Working memory and spatial memory were assessed using Y-maze and MWM testing. Although there were no significant differences in Y-maze total arm entries and total distance among the four groups, the alternation triplet (%) was decreased in the STZ + AAV-Ctrl group compared to the vehicle + AAV-Ctrl group, and was increased with overexpression of NDRG2 in the STZ + AAV-NDRG2 group (Fig. 5G and Fig. S7A-B). In the MWM tests performed at three to five days, escape latency was delayed in the STZ + AAV-Ctrl group compared to the vehicle + AAV-Ctrl group, whereas NDRG2 overexpression clearly shortened escape latency in the STZ + AAV-NDRG2 group (Fig. 5H). There were no significant differences in swimming velocity between the groups (Fig. S7C). Platform crossover and target quadrant retention time (%) were decreased in the STZ + AAV-Ctrl group compared to the vehicle + AAV-Ctrl group, and this deficit was rescued in the STZ + AAV-NDRG2 group (Fig. 5I-J). These results indicate that NDRG2 overexpression improves hippocampal-dependent memory in diabetic mice.
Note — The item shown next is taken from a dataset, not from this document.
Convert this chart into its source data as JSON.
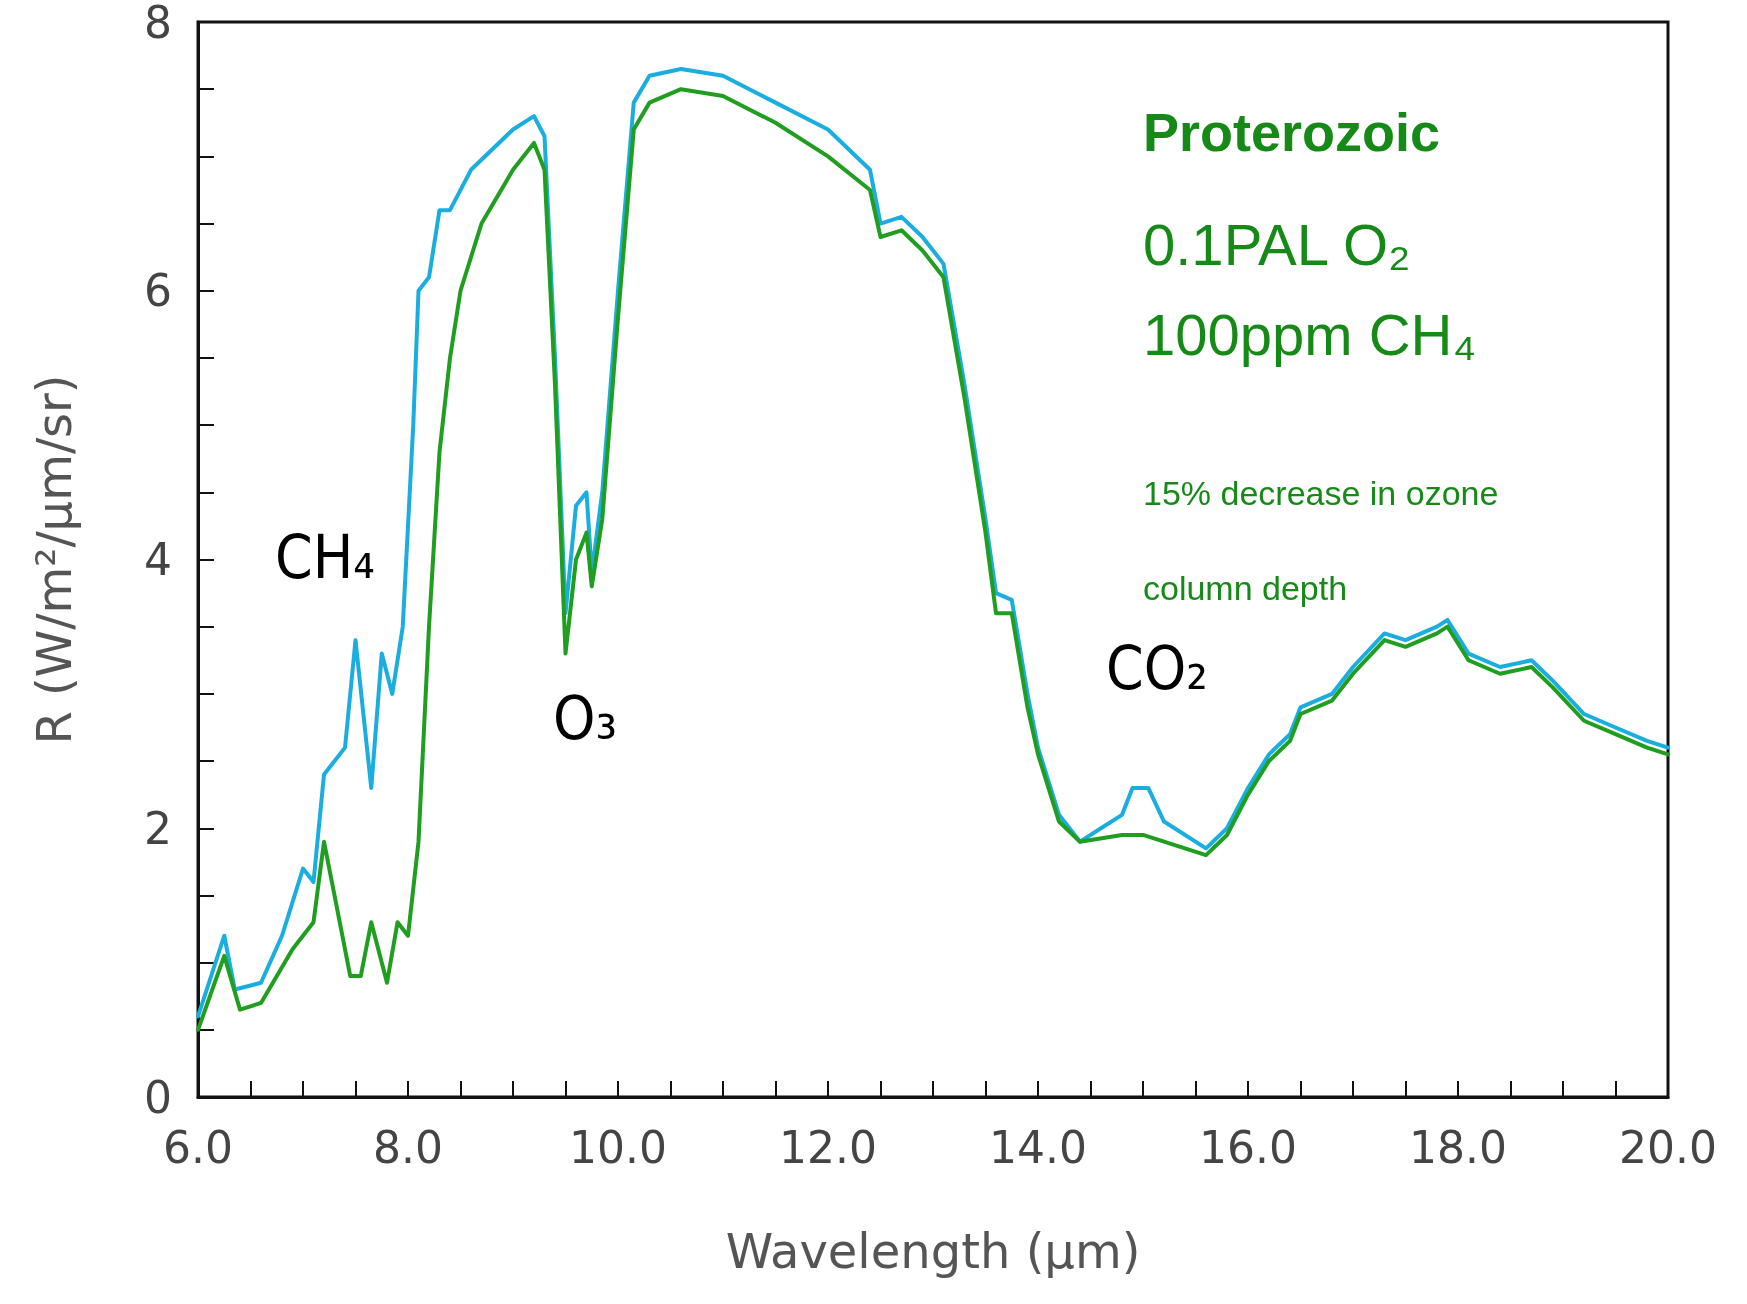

The expression levels of PSD95 and SYP were decreased in the STZ + AAV-Ctrl group compared to the vehicle + AAV-Ctrl group, but NDRG2 overexpression improved protein levels in the STZ + AAV-NDRG2 group (Fig. 5K-L). The automatic classification of dendritic spine density demonstrated that overexpression of NDRG2 reversed the reductions in stubby, mushroom, and total spine densities in diabetic mice, but did not significantly impact long thin or filopodia spine density (Fig. 6A-F). Representative ultrastructure images describing PSD length, thickness, and synapse counts in the hippocampus were obtained via electron microscopy and shown in 10K and 25K (Fig. S7D). The synapse count per 27.68µm2 was reduced from 7.25 in the vehicle + AAV-Ctrl group to 3.3 in the STZ + AAV-Ctrl group, and it was increased to normal in the STZ + AAV-NDRG2 group (Fig. S7E). PSD length and thickness were reduced in the STZ + AAV-Ctrl group compared to the vehicle + AAV-Ctrl group, whereas NDRG2 overexpression restored both PSD length and thickness (Fig. S7F-G). More specifically, PSD length ranged from 150 nm to 400 nm in the vehicle + AAV-Ctrl group, decreased to 50–300 nm in the STZ + AAV-Ctrl group, and was restored to 150–400 nm in the STZ + AAV-NDRG2 group (Fig. S7H). PSD thickness ranged from 40 nm to 80 nm in the vehicle + AAV-Ctrl group, decreased to between 20 nm and 40 nm in the STZ + AAV-Ctrl group, and was increased to 20–60 nm in the STZ + AAV-NDRG2 group (Fig. S7I). Above all, these findings indicate that NDRG2 overexpression protected diabetic mice from cognitive defects and neuronal synaptic injury.